EPSPs Measured in Proximal Dendritic Spines of Cortical Pyramidal Neurons

Calibration of the voltage dependence of spine ΔF/F using optical recordings in spines of bAPs. A, Image of neuron loaded with VSD and a region of basal dendrites. Red dot shows juxtasomatic basal dendrite recording location. Scale bar, 5 μm. B, Superimposed electrical action potential and optical bAP recordings (average of N = 8 sweeps) from juxtasomatic site showing reduced optical sensitivity at subthreshold potentials (circled). Peak optical sensitivity = 13.8% ΔF/F; 200 pA, 50 ms current injection. C, Binning and plotting optical (peak normalized) versus electrical data shows nonlinear voltage-dependent VSD sensitivity (N = 5 trials, gray lines). Blue dashed line shows quadratic fit to sensitivity data, whereas red dashed line (shown for comparison) represents a linear relationship between rest and the peak of the AP. D, Adjusting the optical data with nonlinear sensitivity calibration from C demonstrates accuracy in both subthreshold and superthreshold potential ranges. E, Amplitude of the optical bAP in the spine (percentage ΔF/F) versus distance from soma for N = 48 spines across 32 different cells. F, Attenuation of bAPs as a function of distance from soma in basal dendrites of L5 pyramidal neurons as previously reported using a VSD (length constant λ = 400 μm; Acker and Antic, 2009).

Uncaging responses in spines that are below the optical measurement threshold: clear optical bAP measurements serve as positive controls and for signal calibration. A–C, Same as Figure 1 on a different dendrite with target spine 52 μm from soma. A clear soEPSP is seen in B (0.5 mV peak), but no clear optical spEPSP is seen in B (top; no fit is made), whereas at the same time bAPs are clearly measureable optically in C (top; serves as positive control). Averages of N = 10 sweeps APs, 18.3% peak. Average of N = 10 sweeps uncaging and control, σ_noise = 0.3%.

Amplitude and duration of uncaging-evoked spEPSPs. A, Histogram of calibrated spEPSP amplitudes, produced from a dual-exponential fit, and taken only if fit amplitude exceeded noise levels (σ_noise) by a factor of at least 2.5 (mean = 13.0 ± 6.7 mV, N = 20, calibrated using optical bAP measurements as shown in Fig. 2). B, Cumulative histograms of spEPSP amplitudes. Dark bars correspond to supra-noise threshold data from A. Additionally, noise thresholds from experiments with no measurable spEPSP (N = 28, but each still shows clear optical bAP from the spine and somatic EPSP as in Fig. 3) can be included because actual amplitudes must be less than this number (mean = 10.1 ± 5.6 mV, N = 48 total; light behind dark bars). C, Histogram of the uncaging-evoked spEPSP half-widths (taken from fit curves, N = 19 spines, 1 point at 45 ms omitted; mean = 11.7 ms).

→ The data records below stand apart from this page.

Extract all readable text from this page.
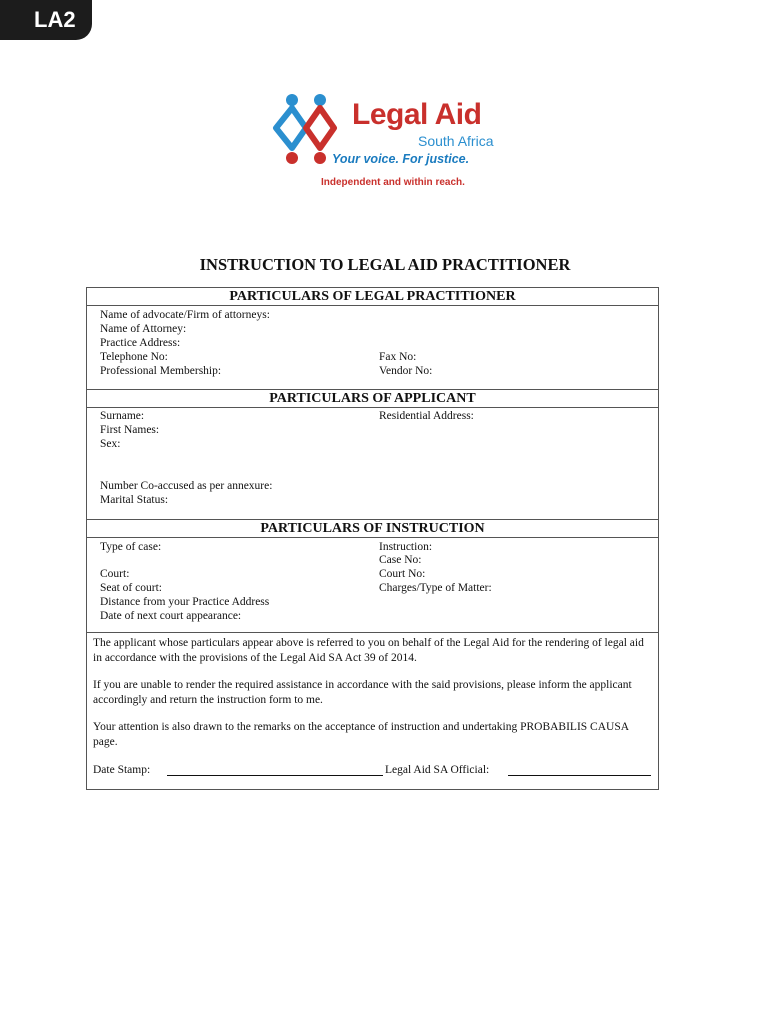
LA2
Legal Aid
South Africa
Your voice. For justice.
Independent and within reach.
INSTRUCTION TO LEGAL AID PRACTITIONER
PARTICULARS OF LEGAL PRACTITIONER
Name of advocate/Firm of attorneys:
Name of Attorney:
Practice Address:
Telephone No:
Professional Membership:
Fax No:
Vendor No:
PARTICULARS OF APPLICANT
Surname:
First Names:
Sex:
Residential Address:
Number Co-accused as per annexure:
Marital Status:
PARTICULARS OF INSTRUCTION
Type of case:
Court:
Seat of court:
Distance from your Practice Address
Date of next court appearance:
Instruction:
Case No:
Court No:
Charges/Type of Matter:
The applicant whose particulars appear above is referred to you on behalf of the Legal Aid for the rendering of legal aid in accordance with the provisions of the Legal Aid SA Act 39 of 2014.
If you are unable to render the required assistance in accordance with the said provisions, please inform the applicant accordingly and return the instruction form to me.
Your attention is also drawn to the remarks on the acceptance of instruction and undertaking PROBABILIS CAUSA page.
Date Stamp:	Legal Aid SA Official:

Uncaging-evoked EPSP amplitudes in the spine versus the soma. A, Uncaging-evoked spEPSP amplitude versus the somatic soEPSP amplitude for spines with VSD signal above the detection threshold based on noise estimates (2.5 × σ_noise, N = 20 spines). Error bars correspond to SD from time-series data, σ_noise. B, Stem plot showing the 2.5 × σ_noise threshold, which corresponds to the maximum voltage in the spine evoked by glutamate-uncaging, versus the somatic soEPSP for spines where the VSD signal was below the detection threshold (N = 28 spines). C, Histogram of the ratio of spine to somatic EPSP amplitudes. The mean amplitude ratio was 25.3 ± 12.2. D, Ratio of spine to somatic EPSP amplitudes versus distance from the soma.

FRAP of an intracellular cytosolic dye was used to estimate R_neck. A, Sample image with spine targeted for photobleaching. Cells from the same population of neurons were filled with the cytosolic dye AlexaFluor 488. B, After a 0.5 ms pulse of 770 nm excitation light, photobleaching of green fluorescence was apparent. Recovery approached control (black trace) and was fit to a single exponential (blue curve). C, Histogram of fit exponential time constant (τ) values from N = 34 spines (mean = 95 ± 11 SE, median 72 ms). D, Conversion to R_neck depends on the spine head volume (Eq. 2). We estimated spine head volume by 3D segmentation of Z-stack spine images (770 nm excitation) into binary images, eroding or dilating these binary 3D images to produce a series of sizes and then convolving with the 3D point spread function of the microscope obtained using 170 nm fluorescent beads. The resultant set of blurred images were then correlated with the experimental image to obtain the best fit. The source binary image which produced the best fit was then used to determine the spine head volume. E, Histogram of R_neck values calculated from FRAP experiments (mean 204 ± 21 SE MΩ), with inset examples of large and small resistance examples.